David versteht und anerkennt, dass Gott mit Schuld und Sünde nicht gleichgültig umgeht. Wenn es zum Himmel stinkt, muss ausgemistet werden! Wenn Sünde in meinem Leben ist, dann kann Gott nicht so tun, als ob nichts wäre. Gott ist kein Schönredner. Aber auch kein Moralist, der verdammt. Er ist unser Retter und Erlöser, und will uns Menschen erlösen von allem Bösen. Gott richtet seinen Fokus auf unsere Sünde, weil er weiss, dass es ein zerstörerisches Gift ist für unser Herz und unsere Beziehung zu ihm, unseren Mitmenschen und uns selbst zerstört.

Gott ist radikal, wenn es um Sünde geht.

Wenn Gott also mit dem Finger auf die Sünde in unserem Leben zeigt, dann tut er es aus inniger Liebe und Barmherzigkeit, weil er uns von der Last und zerstörerischen Kraft des Bösen befreien will. Darin ist er konsequent. Gott ist radikal, wenn es um Sünde geht.

Mann schaut in Wasserfall bei Abendstimmung
Photo by Taylor Leopold / Unsplash

Als der Prophet Nathan David wegen seiner bösen Taten stellt, bekennt sich David in 2. Samuel 12,13 sofort schuldig mit den Worten: »Ich habe gegen den HERRN gesündigt.« Darauf antwortet der Prophet Nathan: »Der HERR hat dir vergeben, du wirst nicht sterben.«

Willst du ihn nicht noch ein wenig im Dreck liegen lassen, diesen Übeltäter?

Man könnte sich an dieser Stelle fragen: "Ist das nicht ein wenig schnell, lieber Prophet Nathan? Du hältst David eine Moralpredigt und bringst knüppelharte Beweise für seine grausamen Taten und sobald er zugibt, dass er gegen Gott gesündigt hat, vergibst du ihm sofort? Sollte da nicht noch mehr kommen von David? Vielleicht eine Jammerleier wie sehr er es bereut und wie sehr er sich nun selbst hasst und wie sehr er sich dafür schämt und wie sehr er sich ekelt vor sich selbst und wie klein er sich nun fühlt? Willst du ihn nicht noch ein wenig im Dreck liegen lassen, diesen Übeltäter? Verdient hätte er es allemal! Er soll sich wieder einmal so richtig mies fühlen, dieser Schuft!"

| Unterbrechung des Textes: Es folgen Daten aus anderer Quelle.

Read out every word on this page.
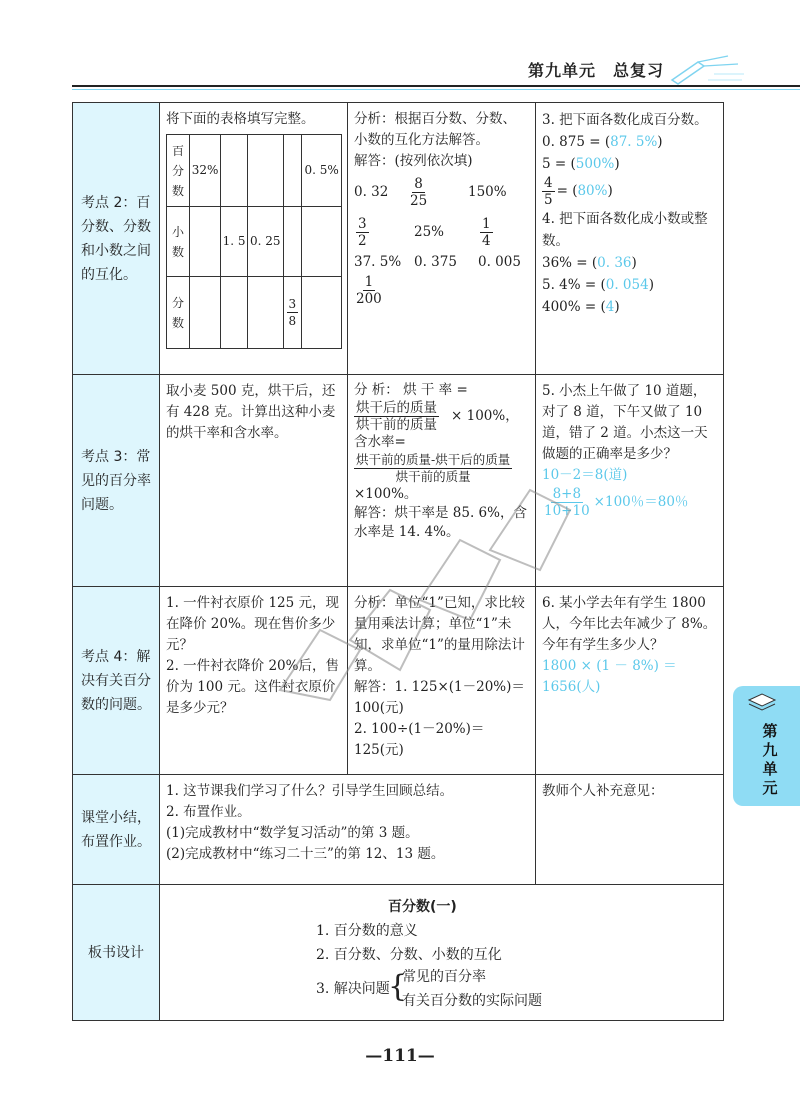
第九单元　总复习
考点 2：百分数、分数和小数之间的互化。	
将下面的表格填写完整。
百分数	32%				0. 5%
小数		1. 5	0. 25		
分数				$\frac{3}{8}$

分析：根据百分数、分数、小数的互化方法解答。
解答：(按列依次填)
0. 32	$\frac{8}{25}$	150%
$\frac{3}{2}$	25%	$\frac{1}{4}$
37. 5% 0. 375	0. 005
$\frac{1}{200}$

3. 把下面各数化成百分数。
0. 875 = (87. 5%)
5 = (500%)
$\frac{4}{5} = (80\%)$
4. 把下面各数化成小数或整数。
36% = (0. 36)
5. 4% = (0. 054)
400% = (4)

考点 3：常见的百分率问题。	
取小麦 500 克，烘干后，还有 428 克。计算出这种小麦的烘干率和含水率。

分 析： 烘 干 率 =
$\frac{\text{烘干后的质量}}{\text{烘干前的质量}} \times 100\%$，
含水率=
$\frac{\text{烘干前的质量-烘干后的质量}}{\text{烘干前的质量}}$
×100%。
解答：烘干率是 85. 6%，含水率是 14. 4%。

5. 小杰上午做了 10 道题，对了 8 道，下午又做了 10 道，错了 2 道。小杰这一天做题的正确率是多少？
10－2＝8(道)
$\frac{8+8}{10+10} \times 100$％＝80％

考点 4：解决有关百分数的问题。	
1. 一件衬衣原价 125 元，现在降价 20%。现在售价多少元？
2. 一件衬衣降价 20%后，售价为 100 元。这件衬衣原价是多少元？

分析：单位“1”已知，求比较量用乘法计算；单位“1”未知，求单位“1”的量用除法计算。
解答：1. 125×(1－20%)＝100(元)
2. 100÷(1－20%)＝125(元)

6. 某小学去年有学生 1800 人，今年比去年减少了 8%。今年有学生多少人？
1800 × (1 － 8%) ＝ 1656(人)

课堂小结，布置作业。	
1. 这节课我们学习了什么？引导学生回顾总结。
2. 布置作业。
(1)完成教材中“数学复习活动”的第 3 题。
(2)完成教材中“练习二十三”的第 12、13 题。

教师个人补充意见：

板书设计	
百分数(一)
1. 百分数的意义
2. 百分数、分数、小数的互化
3. 解决问题
{
常见的百分率
有关百分数的实际问题
第九单元
—111—
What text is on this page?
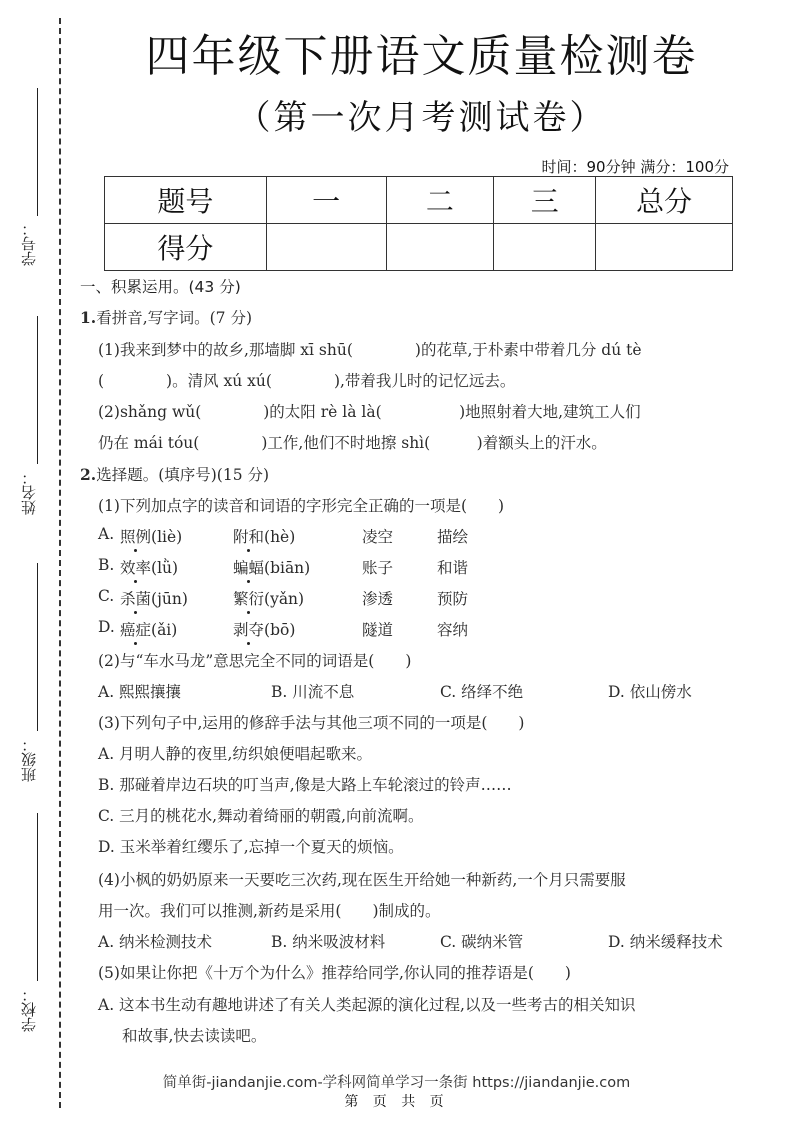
学号：
姓名：
班级：
学校：
四年级下册语文质量检测卷
（第一次月考测试卷）
时间：90分钟 满分：100分
题号	一	二	三	总分
得分				
一、积累运用。(43 分)
1.看拼音,写字词。(7 分)
(1)我来到梦中的故乡,那墙脚 xī shū(　　　　)的花草,于朴素中带着几分 dú tè
(　　　　)。清风 xú xú(　　　　),带着我儿时的记忆远去。
(2)shǎng wǔ(　　　　)的太阳 rè là là(　　　　　)地照射着大地,建筑工人们
仍在 mái tóu(　　　　)工作,他们不时地擦 shì(　　　)着额头上的汗水。
2.选择题。(填序号)(15 分)
(1)下列加点字的读音和词语的字形完全正确的一项是(　　)
A. 照例(liè)	附和(hè)	凌空	描绘
B. 效率(lǜ)	蝙蝠(biān)	账子	和谐
C. 杀菌(jūn)	繁衍(yǎn)	渗透	预防
D. 癌症(ǎi)	剥夺(bō)	隧道	容纳
(2)与“车水马龙”意思完全不同的词语是(　　)
A. 熙熙攘攘	B. 川流不息	C. 络绎不绝	D. 依山傍水
(3)下列句子中,运用的修辞手法与其他三项不同的一项是(　　)
A. 月明人静的夜里,纺织娘便唱起歌来。
B. 那碰着岸边石块的叮当声,像是大路上车轮滚过的铃声……
C. 三月的桃花水,舞动着绮丽的朝霞,向前流啊。
D. 玉米举着红缨乐了,忘掉一个夏天的烦恼。
(4)小枫的奶奶原来一天要吃三次药,现在医生开给她一种新药,一个月只需要服
用一次。我们可以推测,新药是采用(　　)制成的。
A. 纳米检测技术	B. 纳米吸波材料	C. 碳纳米管	D. 纳米缓释技术
(5)如果让你把《十万个为什么》推荐给同学,你认同的推荐语是(　　)
A. 这本书生动有趣地讲述了有关人类起源的演化过程,以及一些考古的相关知识
和故事,快去读读吧。
简单街-jiandanjie.com-学科网简单学习一条街 https://jiandanjie.com
第 页 共 页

Kann sein, dass wir Menschen so reagieren würden. Vielleicht auch nur in unseren Gedanken. Vielleicht wäre dies auch Nathans menschliche Reaktion gewesen. Aber Nathan ist nicht in eigener Sache unterwegs, er repräsentiert Gott und reagiert darum gemäss Gottes Herz.

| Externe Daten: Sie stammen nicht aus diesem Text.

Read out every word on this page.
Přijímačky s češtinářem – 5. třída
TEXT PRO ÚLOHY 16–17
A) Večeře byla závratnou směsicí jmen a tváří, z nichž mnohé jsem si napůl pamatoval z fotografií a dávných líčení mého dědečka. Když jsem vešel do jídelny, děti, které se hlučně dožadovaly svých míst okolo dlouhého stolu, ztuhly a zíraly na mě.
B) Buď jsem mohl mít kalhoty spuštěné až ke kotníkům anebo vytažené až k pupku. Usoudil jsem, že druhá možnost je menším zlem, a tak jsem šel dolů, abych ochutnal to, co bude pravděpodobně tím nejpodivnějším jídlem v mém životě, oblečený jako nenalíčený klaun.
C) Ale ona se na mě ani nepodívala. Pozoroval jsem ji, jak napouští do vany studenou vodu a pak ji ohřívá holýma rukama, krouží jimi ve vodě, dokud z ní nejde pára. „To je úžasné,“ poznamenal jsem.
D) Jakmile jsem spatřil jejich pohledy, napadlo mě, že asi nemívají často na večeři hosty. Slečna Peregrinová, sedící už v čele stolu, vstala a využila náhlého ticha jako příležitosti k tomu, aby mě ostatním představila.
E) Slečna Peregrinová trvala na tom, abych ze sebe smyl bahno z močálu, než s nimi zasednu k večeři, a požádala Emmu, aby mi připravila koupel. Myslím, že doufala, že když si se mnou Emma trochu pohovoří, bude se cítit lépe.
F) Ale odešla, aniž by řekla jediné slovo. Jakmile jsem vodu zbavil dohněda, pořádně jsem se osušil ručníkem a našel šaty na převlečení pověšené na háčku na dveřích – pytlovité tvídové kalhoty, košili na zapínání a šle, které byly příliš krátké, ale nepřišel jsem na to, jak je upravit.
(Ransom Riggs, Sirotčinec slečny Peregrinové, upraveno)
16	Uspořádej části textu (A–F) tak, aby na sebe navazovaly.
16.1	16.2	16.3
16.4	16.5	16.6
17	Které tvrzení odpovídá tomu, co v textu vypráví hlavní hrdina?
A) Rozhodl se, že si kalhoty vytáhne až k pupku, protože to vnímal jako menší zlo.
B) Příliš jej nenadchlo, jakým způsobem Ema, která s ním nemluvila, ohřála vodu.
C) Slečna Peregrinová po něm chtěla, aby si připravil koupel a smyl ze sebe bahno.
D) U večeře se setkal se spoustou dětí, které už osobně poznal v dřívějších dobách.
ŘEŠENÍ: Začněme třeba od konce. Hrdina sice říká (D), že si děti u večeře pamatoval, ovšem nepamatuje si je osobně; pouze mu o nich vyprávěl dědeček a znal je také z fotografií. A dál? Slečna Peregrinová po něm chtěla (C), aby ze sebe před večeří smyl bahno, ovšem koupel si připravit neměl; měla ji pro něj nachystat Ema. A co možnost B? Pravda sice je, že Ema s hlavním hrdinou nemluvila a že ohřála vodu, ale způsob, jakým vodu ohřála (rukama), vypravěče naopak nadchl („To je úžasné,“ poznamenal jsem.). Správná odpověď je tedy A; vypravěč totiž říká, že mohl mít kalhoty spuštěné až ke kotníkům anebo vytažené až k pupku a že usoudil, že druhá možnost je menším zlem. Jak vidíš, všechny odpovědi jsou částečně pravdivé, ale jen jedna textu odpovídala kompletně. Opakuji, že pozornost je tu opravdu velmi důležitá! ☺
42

Vater und Sohn lachen sich an
Photo by Sebastián León Prado / Unsplash

Diese Reaktion von Gott, dass er David sofort vergibt als dieser seine Tat bereut, ist immer wieder verblüffend und erinnert sofort an andere bekannte Geschichten aus der Bibel.

Zum Beispiel die Geschichte des Propheten Jona, der Gottes Strafgericht über Ninive prophezeit und sich ein ganzes Kapitel lang grün und blau ärgert, dass Gott sein Gericht sofort zurückzieht, als die Menschen von Ninive einen Anflug von Reue zeigen. Jona findet das völlig unangebracht, beschimpft Gott mit Vorwürfen und lernt ihn durch seine Antworten erst richtig kennen.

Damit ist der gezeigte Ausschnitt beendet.